在一種可能的實現方式中,根據遷移命令,建立目標GPU核上對應的硬體標識與源VM的命令隊列之間的映射,以及目標GPU核上對應的硬體標識與源VM的通用顯存之間的映射,包括: 在VM之間的命令隊列所使用的第三位址的大小不同的情況下,根據遷移命令,獲取目標命令隊列的第二頁表,第二頁表指示命令隊列的第二位址與命令隊列的第三位址之間、以及通用顯存的第二位址與通用顯存的第三位址之間的映射關係; 以源VM命令隊列的第二頁表替換目標命令隊列的第二頁表; 根據遷移命令,獲取目標命令隊列的第一頁表,第一頁表指示命令隊列的第三位址與命令隊列的第一位址之間、以及通用顯存的第三位址與通用顯存的第一位址之間的映射關係,目標命令隊列為目標GPU核上對應的硬體標識指示的命令隊列,第一位址用於指示主機的物理顯存位址; 以源VM命令隊列的第一頁表替換目標命令隊列的第一頁表,以建立目標GPU核上對應的硬體標識與源VM的命令隊列之間的映射,以及目標GPU核上對應的硬體標識與源VM的通用顯存之間的映射。 In a possible implementation, according to a migration command, a mapping between a corresponding hardware identifier on a target GPU core and a command queue of a source VM, and a mapping between a corresponding hardware identifier on a target GPU core and a general purpose video memory of a source VM are established, including: When the sizes of the third addresses used by the command queues between VMs are different, according to the migration command, a second page table of the target command queue is obtained, the second page table indicating a mapping relationship between the second address of the command queue and the third address of the command queue, and between the second address of the general purpose video memory and the third address of the general purpose video memory; Replacing the second page table of the target command queue with the second page table of the source VM command queue; According to the migration command, the first page table of the target command queue is obtained. The first page table indicates the mapping relationship between the third address of the command queue and the first address of the command queue, and between the third address of the general video memory and the first address of the general video memory. The target command queue is the command queue indicated by the corresponding hardware identifier on the target GPU core, and the first address is used to indicate the physical video memory address of the host; Replace the first page table of the target command queue with the first page table of the source VM command queue to establish the mapping between the corresponding hardware identifier on the target GPU core and the command queue of the source VM, and the mapping between the corresponding hardware identifier on the target GPU core and the general video memory of the source VM.

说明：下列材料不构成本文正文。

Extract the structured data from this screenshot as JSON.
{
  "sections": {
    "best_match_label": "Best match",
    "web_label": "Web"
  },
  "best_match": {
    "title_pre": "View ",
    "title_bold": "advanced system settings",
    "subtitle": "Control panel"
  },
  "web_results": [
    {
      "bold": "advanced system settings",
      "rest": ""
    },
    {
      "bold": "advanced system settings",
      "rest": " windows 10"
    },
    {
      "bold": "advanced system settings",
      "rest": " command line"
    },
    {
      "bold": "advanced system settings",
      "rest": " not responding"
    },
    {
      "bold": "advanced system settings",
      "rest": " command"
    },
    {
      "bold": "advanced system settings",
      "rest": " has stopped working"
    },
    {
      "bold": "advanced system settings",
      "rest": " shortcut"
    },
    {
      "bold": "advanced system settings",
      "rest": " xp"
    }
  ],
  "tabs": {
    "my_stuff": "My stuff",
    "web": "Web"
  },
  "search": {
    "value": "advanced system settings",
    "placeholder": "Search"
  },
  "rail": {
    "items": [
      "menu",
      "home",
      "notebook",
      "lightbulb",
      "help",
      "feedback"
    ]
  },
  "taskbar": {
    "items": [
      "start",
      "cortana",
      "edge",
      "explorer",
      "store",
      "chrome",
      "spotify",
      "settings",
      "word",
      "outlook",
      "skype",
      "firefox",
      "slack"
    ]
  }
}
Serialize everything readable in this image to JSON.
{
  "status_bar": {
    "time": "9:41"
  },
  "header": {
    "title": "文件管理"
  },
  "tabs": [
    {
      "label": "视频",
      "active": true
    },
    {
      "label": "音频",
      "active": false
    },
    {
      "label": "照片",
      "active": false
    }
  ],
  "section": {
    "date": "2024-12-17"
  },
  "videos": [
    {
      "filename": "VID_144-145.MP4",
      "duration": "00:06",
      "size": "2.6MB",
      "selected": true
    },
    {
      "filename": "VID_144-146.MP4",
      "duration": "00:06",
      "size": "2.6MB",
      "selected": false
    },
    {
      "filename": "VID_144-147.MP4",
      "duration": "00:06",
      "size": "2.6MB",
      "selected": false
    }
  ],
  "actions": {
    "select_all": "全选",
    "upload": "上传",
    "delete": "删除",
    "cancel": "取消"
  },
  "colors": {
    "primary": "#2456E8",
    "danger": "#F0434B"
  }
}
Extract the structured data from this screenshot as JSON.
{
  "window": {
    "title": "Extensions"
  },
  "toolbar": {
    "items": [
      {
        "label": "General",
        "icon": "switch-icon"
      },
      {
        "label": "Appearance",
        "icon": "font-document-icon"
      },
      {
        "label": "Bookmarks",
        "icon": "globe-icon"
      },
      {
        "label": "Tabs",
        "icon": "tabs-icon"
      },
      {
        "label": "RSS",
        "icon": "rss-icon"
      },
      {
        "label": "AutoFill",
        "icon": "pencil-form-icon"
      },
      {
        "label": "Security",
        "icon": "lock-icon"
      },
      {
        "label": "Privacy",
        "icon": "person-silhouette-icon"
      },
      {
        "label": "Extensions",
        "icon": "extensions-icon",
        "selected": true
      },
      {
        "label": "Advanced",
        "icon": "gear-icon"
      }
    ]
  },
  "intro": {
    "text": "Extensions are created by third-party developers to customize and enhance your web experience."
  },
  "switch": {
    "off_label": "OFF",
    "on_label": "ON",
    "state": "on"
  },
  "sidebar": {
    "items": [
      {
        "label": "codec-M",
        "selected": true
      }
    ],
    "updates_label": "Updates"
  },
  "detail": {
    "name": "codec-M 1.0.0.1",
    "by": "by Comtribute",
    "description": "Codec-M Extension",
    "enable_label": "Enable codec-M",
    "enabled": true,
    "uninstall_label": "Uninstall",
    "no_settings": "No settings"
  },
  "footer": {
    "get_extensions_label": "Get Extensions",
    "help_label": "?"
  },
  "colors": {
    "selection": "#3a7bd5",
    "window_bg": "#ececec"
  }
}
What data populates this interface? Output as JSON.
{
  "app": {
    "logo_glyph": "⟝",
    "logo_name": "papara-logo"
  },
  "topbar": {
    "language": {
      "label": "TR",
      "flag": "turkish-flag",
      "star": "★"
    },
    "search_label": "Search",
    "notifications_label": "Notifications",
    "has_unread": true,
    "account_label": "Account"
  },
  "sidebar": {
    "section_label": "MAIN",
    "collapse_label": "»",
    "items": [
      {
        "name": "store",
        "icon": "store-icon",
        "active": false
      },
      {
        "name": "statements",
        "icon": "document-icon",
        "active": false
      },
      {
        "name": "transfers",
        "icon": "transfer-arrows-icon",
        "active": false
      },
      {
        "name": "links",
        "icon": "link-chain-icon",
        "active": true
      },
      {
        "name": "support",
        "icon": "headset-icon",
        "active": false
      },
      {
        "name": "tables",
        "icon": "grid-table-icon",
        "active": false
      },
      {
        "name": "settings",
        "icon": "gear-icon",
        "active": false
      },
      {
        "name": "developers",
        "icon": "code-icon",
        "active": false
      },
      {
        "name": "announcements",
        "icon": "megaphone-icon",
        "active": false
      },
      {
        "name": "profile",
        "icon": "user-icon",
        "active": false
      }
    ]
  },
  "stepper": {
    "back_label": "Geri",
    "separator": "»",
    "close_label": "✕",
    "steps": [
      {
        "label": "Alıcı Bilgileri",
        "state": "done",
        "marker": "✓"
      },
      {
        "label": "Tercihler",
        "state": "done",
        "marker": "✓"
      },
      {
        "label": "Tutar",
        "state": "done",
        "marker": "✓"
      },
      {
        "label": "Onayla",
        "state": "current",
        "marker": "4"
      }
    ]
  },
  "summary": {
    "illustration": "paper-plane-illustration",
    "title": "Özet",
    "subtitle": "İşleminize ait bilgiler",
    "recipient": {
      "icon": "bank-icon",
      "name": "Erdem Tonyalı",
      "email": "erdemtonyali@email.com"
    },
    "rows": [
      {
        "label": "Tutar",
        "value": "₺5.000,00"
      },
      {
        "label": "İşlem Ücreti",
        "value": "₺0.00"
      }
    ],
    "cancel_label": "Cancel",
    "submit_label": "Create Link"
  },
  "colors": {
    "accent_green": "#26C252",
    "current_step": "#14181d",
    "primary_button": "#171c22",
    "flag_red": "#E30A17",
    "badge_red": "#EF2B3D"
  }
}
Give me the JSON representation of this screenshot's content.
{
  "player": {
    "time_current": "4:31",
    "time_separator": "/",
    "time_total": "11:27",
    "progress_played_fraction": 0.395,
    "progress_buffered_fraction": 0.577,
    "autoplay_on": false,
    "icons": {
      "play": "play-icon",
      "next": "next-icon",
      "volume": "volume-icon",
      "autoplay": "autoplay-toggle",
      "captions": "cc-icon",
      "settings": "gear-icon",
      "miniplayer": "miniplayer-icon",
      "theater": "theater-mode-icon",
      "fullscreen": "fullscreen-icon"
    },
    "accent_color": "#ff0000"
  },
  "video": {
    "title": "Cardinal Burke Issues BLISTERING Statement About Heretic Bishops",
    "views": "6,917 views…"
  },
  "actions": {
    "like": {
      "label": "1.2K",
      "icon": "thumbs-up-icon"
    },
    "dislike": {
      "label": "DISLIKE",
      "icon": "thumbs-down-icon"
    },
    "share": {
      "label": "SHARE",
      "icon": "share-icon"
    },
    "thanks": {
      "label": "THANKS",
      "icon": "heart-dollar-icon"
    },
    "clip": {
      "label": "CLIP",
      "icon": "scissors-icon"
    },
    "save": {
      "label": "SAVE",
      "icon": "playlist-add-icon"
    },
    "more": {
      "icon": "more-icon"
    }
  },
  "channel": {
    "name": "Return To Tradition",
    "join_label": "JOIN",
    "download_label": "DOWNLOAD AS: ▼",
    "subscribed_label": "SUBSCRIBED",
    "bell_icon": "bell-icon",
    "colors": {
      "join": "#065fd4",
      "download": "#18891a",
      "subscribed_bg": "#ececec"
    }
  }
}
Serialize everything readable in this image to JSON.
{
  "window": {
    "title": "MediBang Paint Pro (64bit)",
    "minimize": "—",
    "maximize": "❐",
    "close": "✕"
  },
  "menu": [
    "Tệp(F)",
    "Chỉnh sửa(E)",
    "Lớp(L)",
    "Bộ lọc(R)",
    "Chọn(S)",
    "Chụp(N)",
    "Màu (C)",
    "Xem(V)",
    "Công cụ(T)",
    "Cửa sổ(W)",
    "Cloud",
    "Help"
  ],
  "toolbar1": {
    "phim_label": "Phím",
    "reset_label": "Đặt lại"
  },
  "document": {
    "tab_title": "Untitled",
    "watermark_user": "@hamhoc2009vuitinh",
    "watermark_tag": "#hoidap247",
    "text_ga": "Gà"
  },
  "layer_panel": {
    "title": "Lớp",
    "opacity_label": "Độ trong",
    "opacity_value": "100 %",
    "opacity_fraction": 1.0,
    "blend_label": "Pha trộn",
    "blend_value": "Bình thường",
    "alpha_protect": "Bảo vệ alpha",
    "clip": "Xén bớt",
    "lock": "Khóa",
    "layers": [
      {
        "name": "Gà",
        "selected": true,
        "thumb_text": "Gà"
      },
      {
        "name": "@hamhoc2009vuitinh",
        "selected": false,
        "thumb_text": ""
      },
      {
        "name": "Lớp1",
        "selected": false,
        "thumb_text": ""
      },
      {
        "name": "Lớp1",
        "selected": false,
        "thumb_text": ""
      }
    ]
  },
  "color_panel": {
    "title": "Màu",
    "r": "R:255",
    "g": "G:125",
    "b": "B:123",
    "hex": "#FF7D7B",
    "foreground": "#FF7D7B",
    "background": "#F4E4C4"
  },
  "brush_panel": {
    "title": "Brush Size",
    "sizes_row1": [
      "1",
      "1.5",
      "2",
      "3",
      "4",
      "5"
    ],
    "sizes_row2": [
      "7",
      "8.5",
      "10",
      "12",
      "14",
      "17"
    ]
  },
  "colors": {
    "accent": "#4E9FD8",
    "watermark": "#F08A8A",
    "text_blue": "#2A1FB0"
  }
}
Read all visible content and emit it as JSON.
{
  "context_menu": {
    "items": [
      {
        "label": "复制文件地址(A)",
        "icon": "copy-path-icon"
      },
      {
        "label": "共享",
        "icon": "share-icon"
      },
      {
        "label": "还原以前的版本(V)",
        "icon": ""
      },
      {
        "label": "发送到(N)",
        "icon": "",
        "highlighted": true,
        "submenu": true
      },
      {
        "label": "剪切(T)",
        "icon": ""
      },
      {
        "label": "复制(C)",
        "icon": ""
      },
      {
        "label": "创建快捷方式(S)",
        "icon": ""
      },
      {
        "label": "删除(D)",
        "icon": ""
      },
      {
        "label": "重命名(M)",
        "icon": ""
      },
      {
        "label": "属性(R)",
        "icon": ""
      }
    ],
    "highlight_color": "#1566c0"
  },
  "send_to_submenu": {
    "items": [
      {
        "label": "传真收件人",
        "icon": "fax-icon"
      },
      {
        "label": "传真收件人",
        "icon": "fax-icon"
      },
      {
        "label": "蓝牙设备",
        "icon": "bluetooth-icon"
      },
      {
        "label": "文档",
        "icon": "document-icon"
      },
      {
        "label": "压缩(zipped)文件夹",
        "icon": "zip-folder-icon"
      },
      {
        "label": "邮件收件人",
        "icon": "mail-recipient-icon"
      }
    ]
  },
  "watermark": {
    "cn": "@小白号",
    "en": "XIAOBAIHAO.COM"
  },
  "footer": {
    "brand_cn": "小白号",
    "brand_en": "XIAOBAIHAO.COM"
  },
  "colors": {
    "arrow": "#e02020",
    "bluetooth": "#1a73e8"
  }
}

在一種可能的實現方式中,該裝置還包括: 第二建立模組,用於在主機驅動初始化時,為GPU核對應硬體標識的命令隊列和通用顯存建立第一頁表和第二頁表。 In a possible implementation, the device further includes: A second establishment module, used to establish a first page table and a second page table for the command queue and general video memory corresponding to the hardware identification of the GPU core when the host driver is initialized.

在一種可能的實現方式中,處理模組,用於: 響應於對目標GPU核上對應硬體標識的暫存器組的寫操作,基於遷移後的關聯關係,利用目標GPU核的微控制器MCU獲取來自於源VM的工作負載的信息,工作負載的信息中包括本次工作負載對應的第二位址和與本次工作負載關聯的頁表根目錄的第三位址; 利用目標GPU核的MCU,將工作負載對應的第二位址和與本次工作負載關聯的頁表根目錄的第三位址配置給目標GPU核的引擎,以利用目標GPU核的引擎在主機的顯存上尋址,對本次工作負載進行處理。 In a possible implementation, the processing module is used to: In response to a write operation on a register group corresponding to a hardware identifier on a target GPU core, based on the association relationship after migration, use the microcontroller MCU of the target GPU core to obtain workload information from the source VM, the workload information including the second address corresponding to the current workload and the third address of the page table root directory associated with the current workload; Using the MCU of the target GPU core, configure the second address corresponding to the workload and the third address of the page table root directory associated with the current workload to the engine of the target GPU core, so as to use the engine of the target GPU core to address the host computer's video memory and process the current workload.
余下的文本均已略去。